場所によって生育にばらつきがかなりある。笹の地下茎が多いところはまあよくないのだが、そればかりが要因というほどでもない。もともと土壌がやせているがゆえに藪化していく傾向がみられた所なので首を傾げるほどではないのだが。ところで、藪を焼く焼畑については、「竹の焼畑」の名で白石昭臣氏が書籍にも残しておられる。ソバ・アワ・ヒエを初作とすること、夏焼きが多いこと、竹・笹を焼くこと、この3点が特徴ではなかったか(要確認)。だとすると、タカキビはやや不適であること、春焼きであること、竹・笹は混じっているが主な燃焼材ではないこと(もともとの植生には少なく、低灌木主体)、この3点が出雲・石見地方で見られた「竹の焼畑」の特徴からはややそれそうだ。民俗誌を再度参照して確かめること、タカキビの特性を確かめること、備忘としてここに記しおく。

さて、笹の新芽と葛の新生をよく取り除いた。ヨウシュヤマゴボウもよく育っていたので、除去。ヨウシュヤマゴボウが出ているところは黒ボク土である、この斜面では。昨年春に焼いたところほどではないものの。そこに、ハグラウリと地這キュウリを播種した。

斜面を一段さがったところには、大津くんたちが木綿を播種していたが、見当たらなかった(この日あとで、聞いたら、発芽はして育っているとのこと。踏まないように気を付けるべし)。斜面にまいたアマランサスは密にまきすぎたのだが、よく育っている。間引きしたほうがよいのかもしれないが、密植したことが笹の侵食と拮抗しうるとも思われる。いましばらく様子をみてみる。

 

みんな長生きしてほしいよね

「みんな長生きしてほしいよね」
と妻が言った。大雨の翌日であった。車で野菜を仕入れに隣町へ行く際、峠を越えるのだが、その降り道の急カーブが続くところで、唐突な、呟きというものよりははっきりとした口ぶりで。

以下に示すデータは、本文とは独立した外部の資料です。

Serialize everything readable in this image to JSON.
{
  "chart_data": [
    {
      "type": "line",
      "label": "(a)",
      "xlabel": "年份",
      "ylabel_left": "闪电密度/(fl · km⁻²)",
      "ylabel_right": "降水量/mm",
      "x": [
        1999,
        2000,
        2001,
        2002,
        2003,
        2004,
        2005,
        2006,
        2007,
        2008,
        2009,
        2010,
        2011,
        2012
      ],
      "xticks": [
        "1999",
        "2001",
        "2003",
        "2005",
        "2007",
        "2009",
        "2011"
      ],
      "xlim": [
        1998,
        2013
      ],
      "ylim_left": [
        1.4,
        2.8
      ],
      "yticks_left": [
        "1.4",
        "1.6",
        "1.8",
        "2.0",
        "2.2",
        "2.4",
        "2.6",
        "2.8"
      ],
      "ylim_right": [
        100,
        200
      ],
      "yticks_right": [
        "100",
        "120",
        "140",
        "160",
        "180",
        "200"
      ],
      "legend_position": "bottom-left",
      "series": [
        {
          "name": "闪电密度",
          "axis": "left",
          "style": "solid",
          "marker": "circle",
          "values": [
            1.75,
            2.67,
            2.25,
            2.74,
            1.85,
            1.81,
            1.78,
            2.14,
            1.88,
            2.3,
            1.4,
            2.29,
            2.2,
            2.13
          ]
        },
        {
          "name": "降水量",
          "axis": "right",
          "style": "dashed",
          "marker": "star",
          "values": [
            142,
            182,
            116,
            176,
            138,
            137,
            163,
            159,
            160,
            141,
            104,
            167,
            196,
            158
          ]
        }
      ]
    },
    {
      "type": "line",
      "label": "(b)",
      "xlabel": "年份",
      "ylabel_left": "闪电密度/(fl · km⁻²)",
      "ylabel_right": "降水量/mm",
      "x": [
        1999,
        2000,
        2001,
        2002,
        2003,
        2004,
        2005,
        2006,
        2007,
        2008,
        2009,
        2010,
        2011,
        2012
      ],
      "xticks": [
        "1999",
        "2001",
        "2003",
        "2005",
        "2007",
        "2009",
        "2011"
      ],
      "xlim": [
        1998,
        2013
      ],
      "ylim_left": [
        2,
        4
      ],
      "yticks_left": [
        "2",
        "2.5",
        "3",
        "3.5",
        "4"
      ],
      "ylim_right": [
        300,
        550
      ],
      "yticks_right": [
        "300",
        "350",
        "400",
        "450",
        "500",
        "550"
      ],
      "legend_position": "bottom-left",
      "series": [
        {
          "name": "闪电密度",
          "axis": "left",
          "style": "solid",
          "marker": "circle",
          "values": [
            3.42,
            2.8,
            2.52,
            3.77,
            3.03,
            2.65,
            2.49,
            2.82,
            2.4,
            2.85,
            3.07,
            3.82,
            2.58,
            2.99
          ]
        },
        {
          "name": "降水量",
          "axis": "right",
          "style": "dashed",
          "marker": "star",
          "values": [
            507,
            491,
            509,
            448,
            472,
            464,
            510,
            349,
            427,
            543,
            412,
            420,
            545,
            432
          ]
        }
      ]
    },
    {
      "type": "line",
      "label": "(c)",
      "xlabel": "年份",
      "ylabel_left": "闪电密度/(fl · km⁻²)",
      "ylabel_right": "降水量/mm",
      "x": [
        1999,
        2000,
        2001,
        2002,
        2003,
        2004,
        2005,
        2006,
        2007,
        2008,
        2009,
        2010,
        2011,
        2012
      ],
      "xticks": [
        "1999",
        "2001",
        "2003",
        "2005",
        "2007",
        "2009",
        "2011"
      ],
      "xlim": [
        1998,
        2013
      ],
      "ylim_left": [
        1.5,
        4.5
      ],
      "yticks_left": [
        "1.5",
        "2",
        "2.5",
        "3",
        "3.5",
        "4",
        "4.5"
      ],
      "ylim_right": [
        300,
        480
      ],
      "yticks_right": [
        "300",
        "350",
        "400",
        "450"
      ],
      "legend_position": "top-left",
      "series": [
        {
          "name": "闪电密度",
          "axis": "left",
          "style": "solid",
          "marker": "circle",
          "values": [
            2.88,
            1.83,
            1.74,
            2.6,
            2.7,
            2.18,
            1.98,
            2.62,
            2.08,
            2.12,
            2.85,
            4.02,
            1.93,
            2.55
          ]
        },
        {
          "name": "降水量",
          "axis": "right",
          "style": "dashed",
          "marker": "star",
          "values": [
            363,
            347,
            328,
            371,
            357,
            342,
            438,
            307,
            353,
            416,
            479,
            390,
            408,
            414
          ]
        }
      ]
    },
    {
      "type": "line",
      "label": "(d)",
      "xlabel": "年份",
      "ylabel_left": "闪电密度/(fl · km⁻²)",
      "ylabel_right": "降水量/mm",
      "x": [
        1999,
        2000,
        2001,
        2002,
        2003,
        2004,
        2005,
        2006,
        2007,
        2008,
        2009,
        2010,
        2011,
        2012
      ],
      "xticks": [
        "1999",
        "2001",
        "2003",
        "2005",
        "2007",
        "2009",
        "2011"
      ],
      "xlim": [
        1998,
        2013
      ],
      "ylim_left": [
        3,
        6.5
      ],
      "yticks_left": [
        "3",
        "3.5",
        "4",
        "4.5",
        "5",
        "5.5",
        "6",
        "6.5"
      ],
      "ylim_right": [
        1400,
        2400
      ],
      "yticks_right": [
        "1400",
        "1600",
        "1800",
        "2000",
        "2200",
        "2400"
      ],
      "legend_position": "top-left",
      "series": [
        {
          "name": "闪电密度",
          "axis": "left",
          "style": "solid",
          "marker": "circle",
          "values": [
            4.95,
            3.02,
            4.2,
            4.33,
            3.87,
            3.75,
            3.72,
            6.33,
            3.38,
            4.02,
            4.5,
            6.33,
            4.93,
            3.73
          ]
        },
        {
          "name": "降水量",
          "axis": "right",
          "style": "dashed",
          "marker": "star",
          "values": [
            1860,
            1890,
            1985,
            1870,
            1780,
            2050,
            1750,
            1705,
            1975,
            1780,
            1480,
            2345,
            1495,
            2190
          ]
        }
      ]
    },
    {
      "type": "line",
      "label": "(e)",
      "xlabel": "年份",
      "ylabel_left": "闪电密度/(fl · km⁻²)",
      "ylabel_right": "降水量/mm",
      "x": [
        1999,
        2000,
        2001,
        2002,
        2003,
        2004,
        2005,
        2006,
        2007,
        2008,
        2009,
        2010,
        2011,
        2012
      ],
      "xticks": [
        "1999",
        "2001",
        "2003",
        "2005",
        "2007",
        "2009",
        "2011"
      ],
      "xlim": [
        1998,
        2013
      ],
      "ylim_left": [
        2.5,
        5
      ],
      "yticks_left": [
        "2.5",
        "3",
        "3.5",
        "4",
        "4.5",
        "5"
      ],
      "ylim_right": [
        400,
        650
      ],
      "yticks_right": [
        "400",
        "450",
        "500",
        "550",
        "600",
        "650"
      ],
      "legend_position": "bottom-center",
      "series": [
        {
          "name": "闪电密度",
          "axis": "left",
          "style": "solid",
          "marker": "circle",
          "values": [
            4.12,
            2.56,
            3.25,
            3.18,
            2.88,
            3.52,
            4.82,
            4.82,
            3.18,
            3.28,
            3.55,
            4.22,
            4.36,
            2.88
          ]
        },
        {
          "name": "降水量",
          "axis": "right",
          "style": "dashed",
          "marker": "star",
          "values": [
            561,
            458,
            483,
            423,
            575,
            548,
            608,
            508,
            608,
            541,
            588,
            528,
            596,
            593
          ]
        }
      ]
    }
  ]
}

ふたりは2日前、東京の高円寺にいた。暑い一日をほうぼう歩き回った夕方で、その日の最後の目的地まで百メートルもないところで、休みたいな休んでもいいのかもという気持ちに応えるように、目の前に現れた喫茶店。「喫茶 DENKEN」という店名と「OPEN」という看板だけがかかった、古い建物に蔦が絡まっていた。

妻の一言は、そこに入り受けた印象と感慨とを振り返ってもいたので、文脈としてはそこに連なるものであろう。
DENKENは創業が昭和30年ごろで、営業は70年におよぶ。創業以来その場所で働き続けている女性は90歳前後の白髪の老嬢であった。白いブラウスに黒のスカート、パンプスを履く姿もまた70年になんなんとしたものであろう。古典派ロマン派の曲が大きな良い音で鳴っていた。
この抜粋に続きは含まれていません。